The acquired material might just sit there. Or – another improbable coincidence – the original breakup may have included preexisting coded instructions to the cell’s reproductive organelles, causing that cell to start replicating viral DNA/RNA rather than its own. It all depends on the nature of those detached pieces. Presumably, most of the time, nothing of that happens. Rarely, it creates advantageous mutations. (Most mutations happen to DNA randomly or from non-viral influences.) 
When it turns a cell’s machinery into a manufacturing plant gone wild, a gazillion virus copies burst out of the cell, invade and kill other specifically receptive cells. Without intention, you might say. Because they’re not alive. Nevertheless, until your immune system figures it out (sometimes antivirals help) you’re sick.  

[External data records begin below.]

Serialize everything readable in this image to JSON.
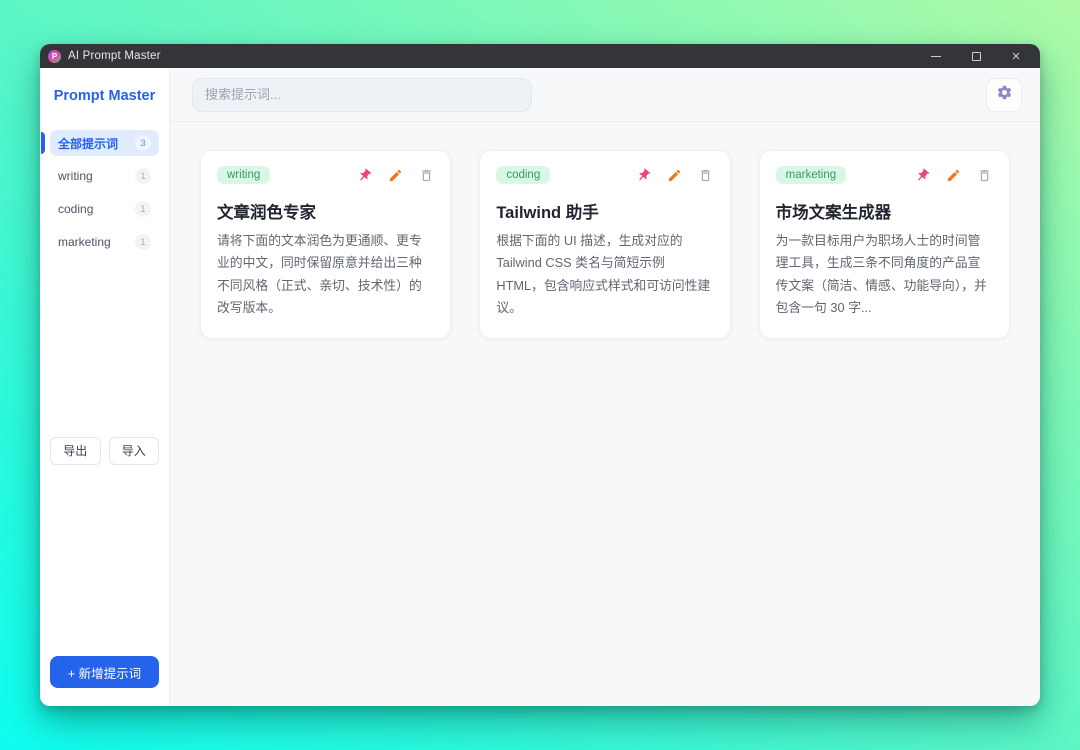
{
  "titlebar": {
    "app_title": "AI Prompt Master",
    "logo_letter": "P",
    "close_glyph": "✕"
  },
  "sidebar": {
    "brand": "Prompt Master",
    "nav": [
      {
        "label": "全部提示词",
        "count": "3",
        "active": true
      },
      {
        "label": "writing",
        "count": "1",
        "active": false
      },
      {
        "label": "coding",
        "count": "1",
        "active": false
      },
      {
        "label": "marketing",
        "count": "1",
        "active": false
      }
    ],
    "export_label": "导出",
    "import_label": "导入",
    "add_label": "+ 新增提示词"
  },
  "header": {
    "search_placeholder": "搜索提示词..."
  },
  "cards": [
    {
      "tag": "writing",
      "title": "文章润色专家",
      "description": "请将下面的文本润色为更通顺、更专业的中文，同时保留原意并给出三种不同风格（正式、亲切、技术性）的改写版本。"
    },
    {
      "tag": "coding",
      "title": "Tailwind 助手",
      "description": "根据下面的 UI 描述，生成对应的 Tailwind CSS 类名与简短示例 HTML，包含响应式样式和可访问性建议。"
    },
    {
      "tag": "marketing",
      "title": "市场文案生成器",
      "description": "为一款目标用户为职场人士的时间管理工具，生成三条不同角度的产品宣传文案（简洁、情感、功能导向），并包含一句 30 字..."
    }
  ],
  "colors": {
    "accent_blue": "#2563eb",
    "tag_green_bg": "#d9f7e6",
    "tag_green_text": "#37966a",
    "pin_pink": "#e8486d",
    "pencil_orange": "#f97316",
    "trash_gray": "#a7adb7",
    "gear_purple": "#8f8bbf",
    "titlebar_bg": "#333538"
  }
}
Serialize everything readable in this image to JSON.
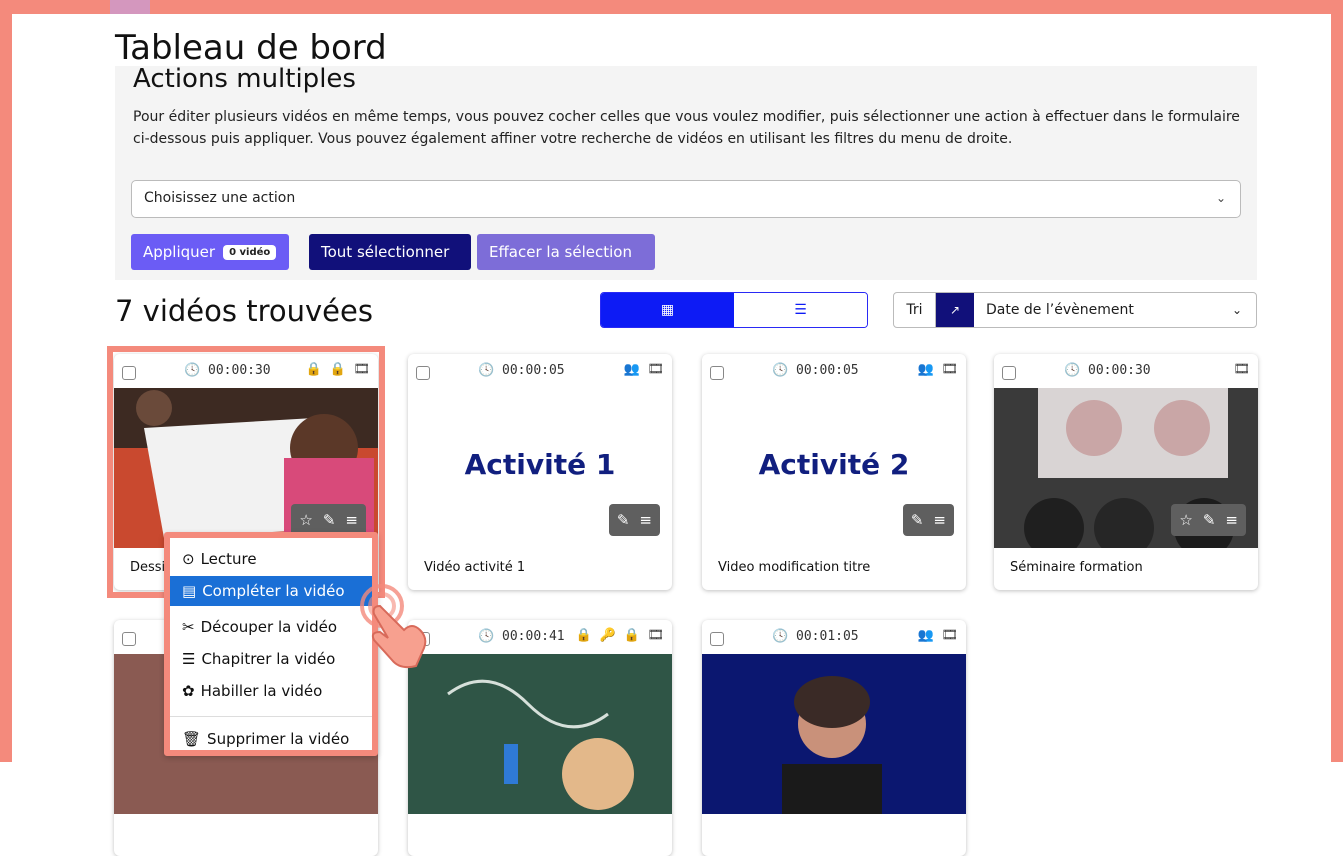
{
  "page": {
    "title": "Tableau de bord"
  },
  "actions": {
    "title": "Actions multiples",
    "description": "Pour éditer plusieurs vidéos en même temps, vous pouvez cocher celles que vous voulez modifier, puis sélectionner une action à effectuer dans le formulaire ci-dessous puis appliquer. Vous pouvez également affiner votre recherche de vidéos en utilisant les filtres du menu de droite.",
    "select_placeholder": "Choisissez une action",
    "apply_label": "Appliquer",
    "apply_badge": "0 vidéo",
    "select_all_label": "Tout sélectionner",
    "clear_label": "Effacer la sélection"
  },
  "results": {
    "title": "7 vidéos trouvées",
    "sort_label": "Tri",
    "sort_value": "Date de l’évènement"
  },
  "cards": [
    {
      "duration": "00:00:30",
      "name": "Dessi",
      "flags": "🔒 🔒 🎞"
    },
    {
      "duration": "00:00:05",
      "name": "Vidéo activité 1",
      "flags": "👥 🎞",
      "thumb_text": "Activité 1"
    },
    {
      "duration": "00:00:05",
      "name": "Video modification titre",
      "flags": "👥 🎞",
      "thumb_text": "Activité 2"
    },
    {
      "duration": "00:00:30",
      "name": "Séminaire formation",
      "flags": "🎞"
    },
    {
      "duration": "",
      "name": "",
      "flags": ""
    },
    {
      "duration": "00:00:41",
      "name": "",
      "flags": "🔒 🔑 🔒 🎞"
    },
    {
      "duration": "00:01:05",
      "name": "",
      "flags": "👥 🎞"
    }
  ],
  "menu": {
    "items": [
      {
        "label": "Lecture",
        "icon": "play-circle-icon"
      },
      {
        "label": "Compléter la vidéo",
        "icon": "document-icon"
      },
      {
        "label": "Découper la vidéo",
        "icon": "scissors-icon"
      },
      {
        "label": "Chapitrer la vidéo",
        "icon": "list-icon"
      },
      {
        "label": "Habiller la vidéo",
        "icon": "palette-icon"
      },
      {
        "label": "Supprimer la vidéo",
        "icon": "trash-icon"
      }
    ]
  },
  "colors": {
    "accent": "#0d1bf5",
    "navy": "#11107a",
    "purple": "#6b5cf5",
    "highlight": "#f48a7c",
    "menu_active": "#1a6fd6"
  }
}
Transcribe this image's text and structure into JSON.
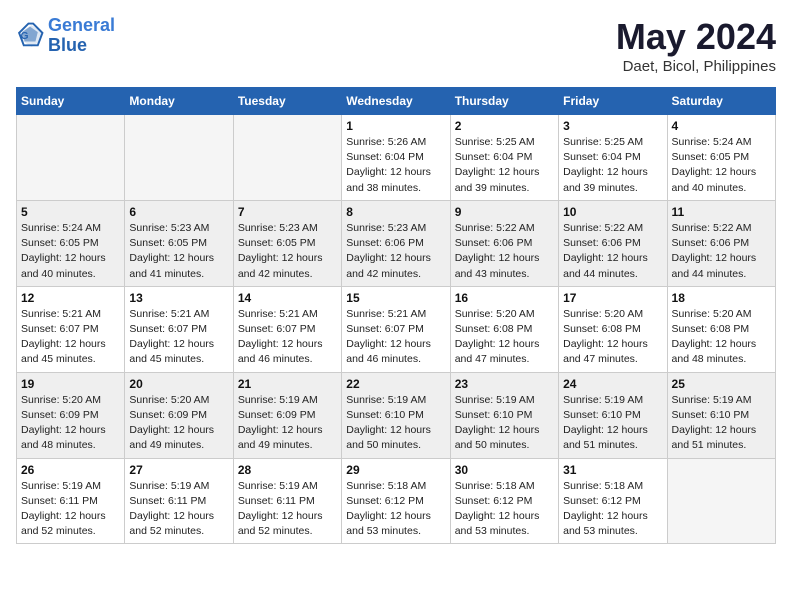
{
  "header": {
    "logo_line1": "General",
    "logo_line2": "Blue",
    "title": "May 2024",
    "location": "Daet, Bicol, Philippines"
  },
  "weekdays": [
    "Sunday",
    "Monday",
    "Tuesday",
    "Wednesday",
    "Thursday",
    "Friday",
    "Saturday"
  ],
  "weeks": [
    {
      "shaded": false,
      "days": [
        {
          "num": "",
          "info": ""
        },
        {
          "num": "",
          "info": ""
        },
        {
          "num": "",
          "info": ""
        },
        {
          "num": "1",
          "info": "Sunrise: 5:26 AM\nSunset: 6:04 PM\nDaylight: 12 hours\nand 38 minutes."
        },
        {
          "num": "2",
          "info": "Sunrise: 5:25 AM\nSunset: 6:04 PM\nDaylight: 12 hours\nand 39 minutes."
        },
        {
          "num": "3",
          "info": "Sunrise: 5:25 AM\nSunset: 6:04 PM\nDaylight: 12 hours\nand 39 minutes."
        },
        {
          "num": "4",
          "info": "Sunrise: 5:24 AM\nSunset: 6:05 PM\nDaylight: 12 hours\nand 40 minutes."
        }
      ]
    },
    {
      "shaded": true,
      "days": [
        {
          "num": "5",
          "info": "Sunrise: 5:24 AM\nSunset: 6:05 PM\nDaylight: 12 hours\nand 40 minutes."
        },
        {
          "num": "6",
          "info": "Sunrise: 5:23 AM\nSunset: 6:05 PM\nDaylight: 12 hours\nand 41 minutes."
        },
        {
          "num": "7",
          "info": "Sunrise: 5:23 AM\nSunset: 6:05 PM\nDaylight: 12 hours\nand 42 minutes."
        },
        {
          "num": "8",
          "info": "Sunrise: 5:23 AM\nSunset: 6:06 PM\nDaylight: 12 hours\nand 42 minutes."
        },
        {
          "num": "9",
          "info": "Sunrise: 5:22 AM\nSunset: 6:06 PM\nDaylight: 12 hours\nand 43 minutes."
        },
        {
          "num": "10",
          "info": "Sunrise: 5:22 AM\nSunset: 6:06 PM\nDaylight: 12 hours\nand 44 minutes."
        },
        {
          "num": "11",
          "info": "Sunrise: 5:22 AM\nSunset: 6:06 PM\nDaylight: 12 hours\nand 44 minutes."
        }
      ]
    },
    {
      "shaded": false,
      "days": [
        {
          "num": "12",
          "info": "Sunrise: 5:21 AM\nSunset: 6:07 PM\nDaylight: 12 hours\nand 45 minutes."
        },
        {
          "num": "13",
          "info": "Sunrise: 5:21 AM\nSunset: 6:07 PM\nDaylight: 12 hours\nand 45 minutes."
        },
        {
          "num": "14",
          "info": "Sunrise: 5:21 AM\nSunset: 6:07 PM\nDaylight: 12 hours\nand 46 minutes."
        },
        {
          "num": "15",
          "info": "Sunrise: 5:21 AM\nSunset: 6:07 PM\nDaylight: 12 hours\nand 46 minutes."
        },
        {
          "num": "16",
          "info": "Sunrise: 5:20 AM\nSunset: 6:08 PM\nDaylight: 12 hours\nand 47 minutes."
        },
        {
          "num": "17",
          "info": "Sunrise: 5:20 AM\nSunset: 6:08 PM\nDaylight: 12 hours\nand 47 minutes."
        },
        {
          "num": "18",
          "info": "Sunrise: 5:20 AM\nSunset: 6:08 PM\nDaylight: 12 hours\nand 48 minutes."
        }
      ]
    },
    {
      "shaded": true,
      "days": [
        {
          "num": "19",
          "info": "Sunrise: 5:20 AM\nSunset: 6:09 PM\nDaylight: 12 hours\nand 48 minutes."
        },
        {
          "num": "20",
          "info": "Sunrise: 5:20 AM\nSunset: 6:09 PM\nDaylight: 12 hours\nand 49 minutes."
        },
        {
          "num": "21",
          "info": "Sunrise: 5:19 AM\nSunset: 6:09 PM\nDaylight: 12 hours\nand 49 minutes."
        },
        {
          "num": "22",
          "info": "Sunrise: 5:19 AM\nSunset: 6:10 PM\nDaylight: 12 hours\nand 50 minutes."
        },
        {
          "num": "23",
          "info": "Sunrise: 5:19 AM\nSunset: 6:10 PM\nDaylight: 12 hours\nand 50 minutes."
        },
        {
          "num": "24",
          "info": "Sunrise: 5:19 AM\nSunset: 6:10 PM\nDaylight: 12 hours\nand 51 minutes."
        },
        {
          "num": "25",
          "info": "Sunrise: 5:19 AM\nSunset: 6:10 PM\nDaylight: 12 hours\nand 51 minutes."
        }
      ]
    },
    {
      "shaded": false,
      "days": [
        {
          "num": "26",
          "info": "Sunrise: 5:19 AM\nSunset: 6:11 PM\nDaylight: 12 hours\nand 52 minutes."
        },
        {
          "num": "27",
          "info": "Sunrise: 5:19 AM\nSunset: 6:11 PM\nDaylight: 12 hours\nand 52 minutes."
        },
        {
          "num": "28",
          "info": "Sunrise: 5:19 AM\nSunset: 6:11 PM\nDaylight: 12 hours\nand 52 minutes."
        },
        {
          "num": "29",
          "info": "Sunrise: 5:18 AM\nSunset: 6:12 PM\nDaylight: 12 hours\nand 53 minutes."
        },
        {
          "num": "30",
          "info": "Sunrise: 5:18 AM\nSunset: 6:12 PM\nDaylight: 12 hours\nand 53 minutes."
        },
        {
          "num": "31",
          "info": "Sunrise: 5:18 AM\nSunset: 6:12 PM\nDaylight: 12 hours\nand 53 minutes."
        },
        {
          "num": "",
          "info": ""
        }
      ]
    }
  ]
}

Scientists (people like those Trump eliminated from government before Covid-19 showed up, and whom he’s been mostly ignoring and mischaracterizing since) are using viruses, the kind that attach to chromosomes and sit there, to treat genetic diseases: by attaching “good” genes to them and turning them loose to replace “bad” ones inside human cells. There’s potential for preventing some cancers, too. Science: a good thing. Including climate science. Who knew, right?  
In summary, viruses may result from the processes that led to the formation, behavior, and fragility of DNA and RNA, which then led to those molecules acquiring the ability to code and produce proteins, which led to combinations of proteins that have the ability to harness energy and reproduce: life. 
That the process is imperfect, making unexpected combinations randomly, is what leads to changes which, when of survival benefit, fuel evolution. If those random events are useless, nothing happens; or, as we’ve seen, sometimes they become what we know as viruses.  
Hopefully it won’t matter that Trump doesn’t understand and Pence doesn’t believe any of this, as long as some on his team, and governors like ours, do.  
One more thing, off topic but timely: Let’s hope Trump’s already-iffy Taliban peace deal holds. If so, good for him. Two words to keep in mind, though: North Korea.